Moreover, the use of a mandatory verb in § 1307(b), "shall" and a directory verb in § 1307(c), "may" by Congress creates a fair inference that Congress realized the difference in meaning and intended that the verbs used should carry with them their ordinary meaning. Thus, in § 1307(c) it is clear the provision is permissive and in § 1307(b) it is compulsory. See, Sutherland Statutory Construction, 4th Edition, § 57.-11.
Finally, the Bankruptcy Court concluded that to dismiss debtor's Chapter 13 proceeding pursuant to her request would be contrary to the spirit and purpose of Chapter 13 and "clearly not in the best interest of the creditors. The likely result will be a multiplicity of litigation in state court resulting in the more aggressive and quicker acting creditor being rewarded and the bulk of the creditors receiving nothing."

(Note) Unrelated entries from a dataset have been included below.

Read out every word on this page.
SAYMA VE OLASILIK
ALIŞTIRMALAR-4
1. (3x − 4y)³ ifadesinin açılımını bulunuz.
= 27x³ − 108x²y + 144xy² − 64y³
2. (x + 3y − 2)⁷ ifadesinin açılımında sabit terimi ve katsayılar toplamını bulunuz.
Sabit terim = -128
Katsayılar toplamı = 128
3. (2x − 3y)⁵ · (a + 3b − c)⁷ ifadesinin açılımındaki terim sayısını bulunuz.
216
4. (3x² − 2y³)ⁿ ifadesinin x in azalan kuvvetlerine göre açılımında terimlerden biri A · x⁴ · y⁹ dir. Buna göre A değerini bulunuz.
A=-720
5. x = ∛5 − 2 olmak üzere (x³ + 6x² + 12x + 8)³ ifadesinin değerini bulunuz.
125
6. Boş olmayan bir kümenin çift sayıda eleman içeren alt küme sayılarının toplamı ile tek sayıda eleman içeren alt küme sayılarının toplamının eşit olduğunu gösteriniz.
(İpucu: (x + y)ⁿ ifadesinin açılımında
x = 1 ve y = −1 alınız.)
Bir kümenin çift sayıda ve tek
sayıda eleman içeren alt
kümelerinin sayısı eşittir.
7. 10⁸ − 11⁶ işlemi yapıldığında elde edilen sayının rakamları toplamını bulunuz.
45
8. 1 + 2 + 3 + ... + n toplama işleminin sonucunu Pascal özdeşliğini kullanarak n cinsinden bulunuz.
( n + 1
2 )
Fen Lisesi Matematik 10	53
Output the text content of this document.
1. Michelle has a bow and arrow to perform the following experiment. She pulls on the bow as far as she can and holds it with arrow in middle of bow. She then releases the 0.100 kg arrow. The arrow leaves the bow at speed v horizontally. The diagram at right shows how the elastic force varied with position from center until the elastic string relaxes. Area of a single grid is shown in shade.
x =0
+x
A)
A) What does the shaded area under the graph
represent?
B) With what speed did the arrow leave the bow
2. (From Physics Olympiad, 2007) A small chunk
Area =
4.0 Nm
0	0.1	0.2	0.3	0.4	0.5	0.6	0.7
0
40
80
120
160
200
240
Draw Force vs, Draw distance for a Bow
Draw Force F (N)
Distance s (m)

In short, the answer to the Bankruptcy Court's concern here is that when confronted with a motion to dismiss before there has been a conversion, a Bankruptcy Court has no authority to convert a Chapter 13 even though the Court may believe that it would be in the best interest of creditors to do so. Moreover, it is plain that upon the dismissal of debtor's Chapter 13 proceedings, creditors may proceed immediately , against the debtor in state court. By electing to dismiss her Chapter 13 action, the debtor has elected to limit her remedies and rights available in the state courts and the Bankruptcy Court may not nullify this choice by finding that it would be equitable to the debtor and creditors to have their rights and remedies resolved in the Bankruptcy Court.
Accordingly, the order of the Bankruptcy Court of July 21, 1983, converting debtor's Chapter 13 to a Chapter 7 action is vacated, set aside and the debtor's proceeding is dismissed.
. The bankruptcy judge also found that the Chapter 13 Trustee is a party in interest and has standing to move for conversion of a Chapter 13 proceeding to a Chapter 7 action. This question is not before the Court. Neither the Trustee nor the debtor has addressed the question of standing. Moreover, the Court is of the view that it is not necessary that this issue be addressed in order to resolve the issue tendered for review.
. Under the current law, individual proprietors, welfare and social security recipients and persons with fixed pensions are eligible to file under Chapter XIII.
. The specific purpose of § 1307(b) is stated: "On request of the debtor at any time if the case has not been converted ., the court shall dismiss a case under this chapter.
The stated purpose of § 1307(c) is to afford the court discretion, on request of a party in interest and after notice and a hearing, to convert a Chapter 13 proceeding to a Chapter 7 action, which is in the best interest of creditors and the estate for cause.